Retirees and savers could miss out on the thousands as a result of an announcement published alongside the spending review.
The change will cost £ 122 billion from the pockets of retirees and savers, reports the Spiegel Online.
However, others can take advantage of those who currently pay for things where the price is tied to the Retail Prices Index (RPI) – such as cell phone rates and train fares.
Millions of people are currently seeing their retirement benefits and savings rise every year in line with the RPI.
Nevertheless, it has now been announced that from 2030 onwards, that measure of inflation will be replaced by something comparable to the Consumer Price Index, which is usually about 0.8 percent lower.
That means that someone whose initial pension is £ 10,000 can lose about £ 5,000 within 30 years.
The change will not take effect until 2030 and there will be no compensation for those who miss.
Things that are currently linked to RPI include: final salary pension benefits; income from indexed annuities; income from some indexed bonds; and regulated rate hikes (and wage bargaining for railway workers).

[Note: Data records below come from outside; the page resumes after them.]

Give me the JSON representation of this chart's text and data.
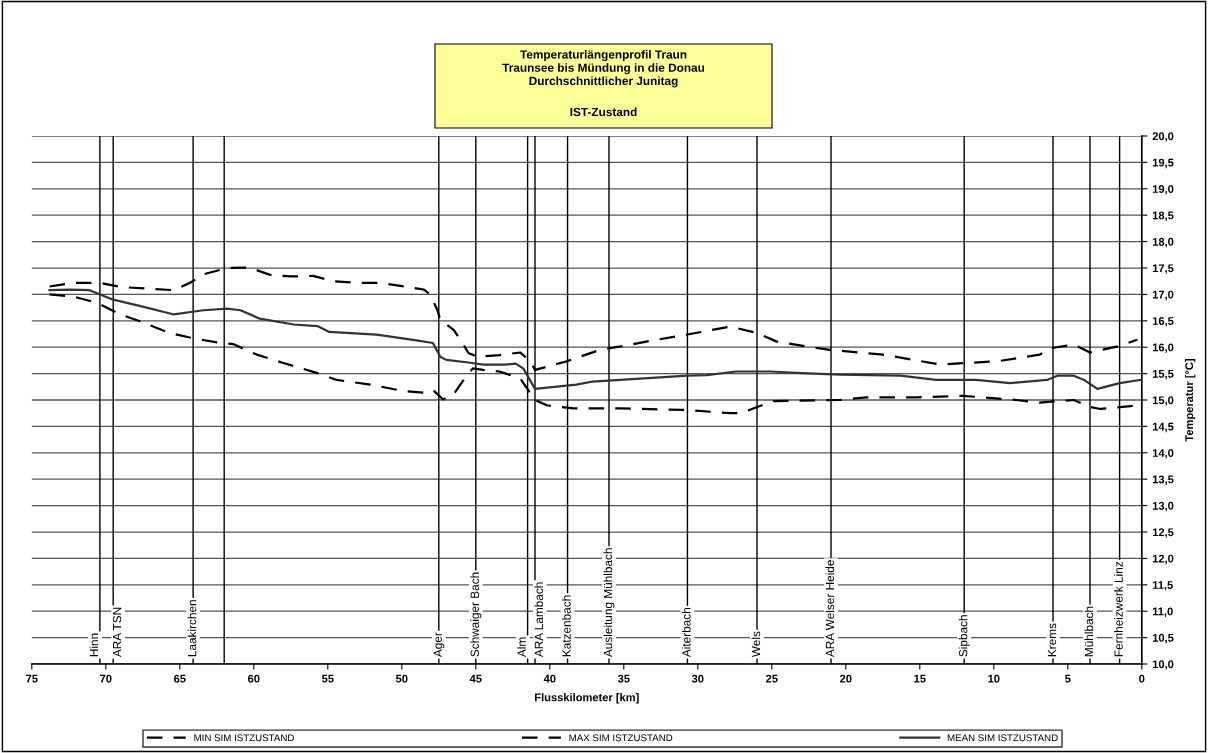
{
  "chart_data": {
    "type": "line",
    "title": "Temperaturlängenprofil Traun\nTraunsee bis Mündung in die Donau\nDurchschnittlicher Junitag",
    "subtitle": "IST-Zustand",
    "xlabel": "Flusskilometer [km]",
    "ylabel": "Temperatur [°C]",
    "xlim": [
      75,
      0
    ],
    "xticks": [
      75,
      70,
      65,
      60,
      55,
      50,
      45,
      40,
      35,
      30,
      25,
      20,
      15,
      10,
      5,
      0
    ],
    "ylim": [
      10,
      20
    ],
    "yticks": [
      {
        "value": 10,
        "label": "10,0"
      },
      {
        "value": 10.5,
        "label": "10,5"
      },
      {
        "value": 11,
        "label": "11,0"
      },
      {
        "value": 11.5,
        "label": "11,5"
      },
      {
        "value": 12,
        "label": "12,0"
      },
      {
        "value": 12.5,
        "label": "12,5"
      },
      {
        "value": 13,
        "label": "13,0"
      },
      {
        "value": 13.5,
        "label": "13,5"
      },
      {
        "value": 14,
        "label": "14,0"
      },
      {
        "value": 14.5,
        "label": "14,5"
      },
      {
        "value": 15,
        "label": "15,0"
      },
      {
        "value": 15.5,
        "label": "15,5"
      },
      {
        "value": 16,
        "label": "16,0"
      },
      {
        "value": 16.5,
        "label": "16,5"
      },
      {
        "value": 17,
        "label": "17,0"
      },
      {
        "value": 17.5,
        "label": "17,5"
      },
      {
        "value": 18,
        "label": "18,0"
      },
      {
        "value": 18.5,
        "label": "18,5"
      },
      {
        "value": 19,
        "label": "19,0"
      },
      {
        "value": 19.5,
        "label": "19,5"
      },
      {
        "value": 20,
        "label": "20,0"
      }
    ],
    "grid": "y",
    "legend": "bottom",
    "series": [
      {
        "name": "MIN SIM ISTZUSTAND",
        "color": "#000000",
        "line_style": "dashed",
        "x": [
          73.8,
          72.2,
          70.6,
          69.0,
          67.7,
          65.7,
          64.1,
          62.5,
          61.4,
          59.8,
          58.0,
          55.7,
          54.4,
          52.1,
          49.9,
          48.5,
          47.9,
          47.2,
          46.5,
          45.9,
          45.2,
          44.5,
          43.4,
          42.0,
          41.0,
          40.2,
          38.4,
          35.3,
          30.7,
          27.8,
          27.1,
          24.9,
          20.4,
          18.6,
          15.2,
          12.1,
          8.5,
          6.9,
          4.6,
          3.5,
          2.8,
          0.1
        ],
        "values": [
          17.0,
          16.96,
          16.84,
          16.62,
          16.49,
          16.27,
          16.17,
          16.09,
          16.06,
          15.86,
          15.7,
          15.51,
          15.38,
          15.29,
          15.17,
          15.14,
          15.19,
          15.01,
          15.11,
          15.35,
          15.6,
          15.57,
          15.54,
          15.41,
          15.0,
          14.9,
          14.84,
          14.84,
          14.81,
          14.75,
          14.75,
          14.98,
          15.0,
          15.05,
          15.05,
          15.08,
          15.0,
          14.95,
          15.0,
          14.87,
          14.83,
          14.9
        ]
      },
      {
        "name": "MAX SIM ISTZUSTAND",
        "color": "#000000",
        "line_style": "dashed",
        "x": [
          73.8,
          72.2,
          70.4,
          69.0,
          65.4,
          64.3,
          63.4,
          61.8,
          60.3,
          58.9,
          57.5,
          56.0,
          54.6,
          53.0,
          51.5,
          50.1,
          48.5,
          48.1,
          47.6,
          47.4,
          46.5,
          45.9,
          45.5,
          44.9,
          43.4,
          42.0,
          41.3,
          41.0,
          38.9,
          36.6,
          35.3,
          33.0,
          30.7,
          27.8,
          26.0,
          24.7,
          23.0,
          21.1,
          17.5,
          13.6,
          9.6,
          6.9,
          6.2,
          4.6,
          3.5,
          1.7,
          0.3
        ],
        "values": [
          17.15,
          17.22,
          17.22,
          17.14,
          17.08,
          17.22,
          17.38,
          17.5,
          17.51,
          17.37,
          17.34,
          17.35,
          17.25,
          17.22,
          17.22,
          17.16,
          17.09,
          17.0,
          16.71,
          16.52,
          16.33,
          16.08,
          15.89,
          15.82,
          15.85,
          15.9,
          15.73,
          15.57,
          15.73,
          15.95,
          16.01,
          16.13,
          16.24,
          16.39,
          16.27,
          16.11,
          16.03,
          15.95,
          15.86,
          15.67,
          15.74,
          15.86,
          15.98,
          16.05,
          15.9,
          16.01,
          16.14
        ]
      },
      {
        "name": "MEAN SIM ISTZUSTAND",
        "color": "#333333",
        "line_style": "solid",
        "x": [
          73.8,
          72.4,
          71.1,
          69.5,
          67.5,
          65.4,
          63.4,
          61.8,
          60.9,
          59.6,
          57.3,
          55.7,
          54.9,
          51.7,
          49.0,
          47.9,
          47.4,
          47.0,
          45.5,
          44.5,
          43.1,
          42.3,
          41.8,
          41.0,
          38.2,
          37.1,
          30.7,
          29.4,
          27.4,
          25.1,
          23.0,
          20.4,
          16.3,
          13.9,
          11.2,
          8.9,
          6.4,
          5.7,
          4.6,
          3.9,
          3.0,
          1.5,
          0.1
        ],
        "values": [
          17.08,
          17.09,
          17.08,
          16.9,
          16.77,
          16.62,
          16.7,
          16.73,
          16.7,
          16.54,
          16.43,
          16.4,
          16.29,
          16.24,
          16.13,
          16.08,
          15.82,
          15.76,
          15.71,
          15.67,
          15.67,
          15.69,
          15.6,
          15.21,
          15.29,
          15.35,
          15.46,
          15.47,
          15.54,
          15.54,
          15.51,
          15.48,
          15.46,
          15.38,
          15.38,
          15.32,
          15.38,
          15.46,
          15.46,
          15.38,
          15.21,
          15.32,
          15.38
        ]
      }
    ],
    "ref_lines": [
      {
        "axis": "x",
        "value": 70.4,
        "label": "Hinn"
      },
      {
        "axis": "x",
        "value": 69.5,
        "label": "ARA TSN"
      },
      {
        "axis": "x",
        "value": 64.1,
        "label": "Laakirchen"
      },
      {
        "axis": "x",
        "value": 62.0,
        "label": null
      },
      {
        "axis": "x",
        "value": 47.5,
        "label": "Ager"
      },
      {
        "axis": "x",
        "value": 45.0,
        "label": "Schwaiger Bach"
      },
      {
        "axis": "x",
        "value": 41.5,
        "label": "Alm"
      },
      {
        "axis": "x",
        "value": 41.0,
        "label": "ARA Lambach"
      },
      {
        "axis": "x",
        "value": 38.8,
        "label": "Katzenbach"
      },
      {
        "axis": "x",
        "value": 36.0,
        "label": "Ausleitung Mühlbach"
      },
      {
        "axis": "x",
        "value": 30.7,
        "label": "Aiterbach"
      },
      {
        "axis": "x",
        "value": 26.0,
        "label": "Wels"
      },
      {
        "axis": "x",
        "value": 21.0,
        "label": "ARA Welser Heide"
      },
      {
        "axis": "x",
        "value": 12.0,
        "label": "Sipbach"
      },
      {
        "axis": "x",
        "value": 6.0,
        "label": "Krems"
      },
      {
        "axis": "x",
        "value": 3.5,
        "label": "Mühlbach"
      },
      {
        "axis": "x",
        "value": 1.5,
        "label": "Fernheizwerk Linz"
      }
    ]
  }
}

Other issues associated with it include mobile phone price increases (the maximum increase allowed without giving you the right to leave the contract prematurely); excise duty on vehicles (more commonly known as motor vehicle tax); passenger tax increases; the excise duty on tobacco and alcohol is increasing; and interest on student loans.
Tom Selby, senior analyst at AJ Bell, said, “The message is unequivocal: if you’re being negatively affected by this, be tough.
“The government is clear that it will not provide any form of compensation to those who lose as a result.”
Employees in final pay schemes can also be affected.
“It looks like millions of defined benefit plan participants have their pensions linked to RPI,” Selby said.
“In addition, those who have bought annuities from insurance companies that promise annual RPI inflation promises will also be slightly hit.”
The Association of British Insurers estimates that the move could cost investors and retirees £ 122 billion – and harm retirees in particular.
Steven Cameron, Aegon’s pension director, said: “With people living longer, retirement can last 30 years and while 0.8 percent may not seem like much, it can make a big difference in 30 years.
“A person whose initial pension is £ 10,000 would receive a compound increase of 3 percent per year at £ 24,273 in 30 years, but an increase of 2.2 percent would be £ 19,209 or a fifth less.”
Sarah Coles, personal finance analyst Hargreaves Lansdown, said, “This is a terrible blow to retirees, who will pay the lion’s share of the eye-watering cost of this move.”
However, not everyone will lose.
However, disposing of RPI could be good news for some young people and commuters.
Why? That’s because the government is linking things like train ticket increases and student loan repayments to RPI.
Increases in a range of taxes are also linked to the old measure – including motor vehicle tax, air passenger tax and fuel tax – so savings can be made there too.
Many mobile phone contracts also allow “inflation-linked” increases every year.
So the change allows people to save money that way too.